Par une ordonnance du 5 novembre 2024, le tribunal administratif de Lyon a considéré qu’une offre ne pouvait être qualifiée d’irrégulière au seul motif qu’elle dépassait le montant maximum de l’accord-cadre fixé dans le règlement de consultation (TA Lyon, 5 novembre 2024, n° 2410291).
Dans cette affaire, l’ARS Auvergne-Rhône-Alpes a lancé un appel d’offres en mai 2024 en vue de l’attribution d’un marché public ayant pour objet la réalisation d’analyses d’eau. Le marché, structuré sous forme d’accord-cadre multi-attributaires, était divisé en lots distincts. Sa durée initiale était fixée à un an avec la possibilité de trois reconductions. Le montant maximum global avait été fixé à 29 400 000 € HT. Pour le lot n°10 concerné par le litige, le montant maximum était de 1 400 000 € HT.
Dans ce contexte, l’ARS Auvergne-Rhône-Alpes a jugé que l’offre déposée par l’un des soumissionnaire était irrégulière au motif que son montant total sur quatre ans dépassait le plafond de l’accord-cadre.
La société a saisi le juge des référés du tribunal administratif de Lyon sur le fondement des dispositions de l’article L. 551-1 du code de justice administrative (référé précontractuel) et demandé l’annulation de la décision par laquelle son offre a été rejetée.
Se fondant sur les dispositions des articles R. 2121-8 et R. 2162-4 du code de la commande publique, le juge lyonnais rappelle que les acheteurs doivent indiquer un montant maximal correspondant à la somme des prestations qui pourront être commandées aux termes de l’accord-cadre ; et peuvent également prévoir un montant minimum de prestations commandées.
NB1 : cette disposition avait fait l’objet d’une modification en ce sens après la décision CJUE, 17 juin 2021, aff. C-23/20, Simonsen Weel A/S c/ Region Nordjylland, par laquelle le juge européen avait censuré les accords-cadres dépourvus de valeur maximale dans l’avis de marché ou dans le cahier des charge.
Ensuite, le tribunal a classiquement rappelé que le règlement de la consultation d’un marché est obligatoire dans toutes ses mentions et que le pouvoir adjudicateur ne peut, dès lors, en application des articles L. 2152-1 et L. 2152-2 du code de la commande publique, attribuer le marché à un candidat qui ne respecterait pas une des prescriptions imposées par ce règlement.
Il a ensuite précisé, et c’est ici l’apport de cette décision, que toutefois, une offre ne pouvait être qualifiée d’irrégulière au seul motif qu’elle dépassait le montant maximum de l’accord-cadre fixé dans le règlement de consultation.

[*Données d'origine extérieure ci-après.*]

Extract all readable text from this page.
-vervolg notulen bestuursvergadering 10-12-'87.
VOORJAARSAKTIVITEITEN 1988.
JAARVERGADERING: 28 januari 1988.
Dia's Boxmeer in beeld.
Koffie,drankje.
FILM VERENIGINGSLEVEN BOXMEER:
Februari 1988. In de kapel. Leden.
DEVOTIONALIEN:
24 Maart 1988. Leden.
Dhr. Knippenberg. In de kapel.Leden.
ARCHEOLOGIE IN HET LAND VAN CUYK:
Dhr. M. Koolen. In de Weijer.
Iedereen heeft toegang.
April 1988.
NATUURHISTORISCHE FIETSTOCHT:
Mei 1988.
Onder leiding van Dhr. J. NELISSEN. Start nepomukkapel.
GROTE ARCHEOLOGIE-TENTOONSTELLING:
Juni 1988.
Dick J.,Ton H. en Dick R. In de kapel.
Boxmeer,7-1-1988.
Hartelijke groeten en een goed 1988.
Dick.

NB2 : pourtant, en mars 2024 le juge des référés du tribunal administratif de Grenoble avait jugé qu’une offre devait être rejetée car irrégulière au motif que son montant dépassait le montant maximum de l’accord-cadre (TA Grenoble, ord., 6 mars 2024, n°2401055).
Il n’en demeure pas moins que, tirant les conclusions de son raisonnement, le tribunal administratif de Lyon a considéré que le rejet de l’offre de la requérante était illégal car motivé par le seul dépassement du montant maximal de l’accord-cadre sur quatre ans.
Cette décision est néanmoins motivée par la double circonstance que cette offre respectait le montant maximum pour la première année de l’accord-cadre et que le règlement de la consultation ne précisait pas que ce montant maximum incluait les années de reconduction. Pour le juge des référés, l’ARS Auvergne-Rhône-Alpes avait donc fait une mauvaise application du règlement de la consultation en considérant le dépassement potentiel comme un motif de rejet.
En conclusion, l’ARS Auvergne-Rhône-Alpes a été forcée de réexaminer l’offre écartée lequel réexamen a dû être effectué en reprenant l’analyse au stade de la vérification de la conformité des offres.
Ce jugement pose ainsi la première pierre d’un raisonnement général selon lequel le seul dépassement du montant maximal de l’accord-cadre n’est pas un motif d’irrégularité d’une offre, mais dans l’espèce tranchée, il existait encore un débat ouvert sur le montant maximum du marché.
Sans cela, la décision aurait pu être différente.
Toujours est-il que, si le Conseil d’État a déjà considéré qu’une offre ne saurait être regardée comme ne respectant pas les exigences d’un règlement de la consultation, au seul motif que son montant est inférieur au montant minimum de l’accord-cadre (CE, 24 décembre 2020, n°445078), une clarification du sort d’une offre dont le montant dépasse le montant maximum d’un accord-cadre serait opportune.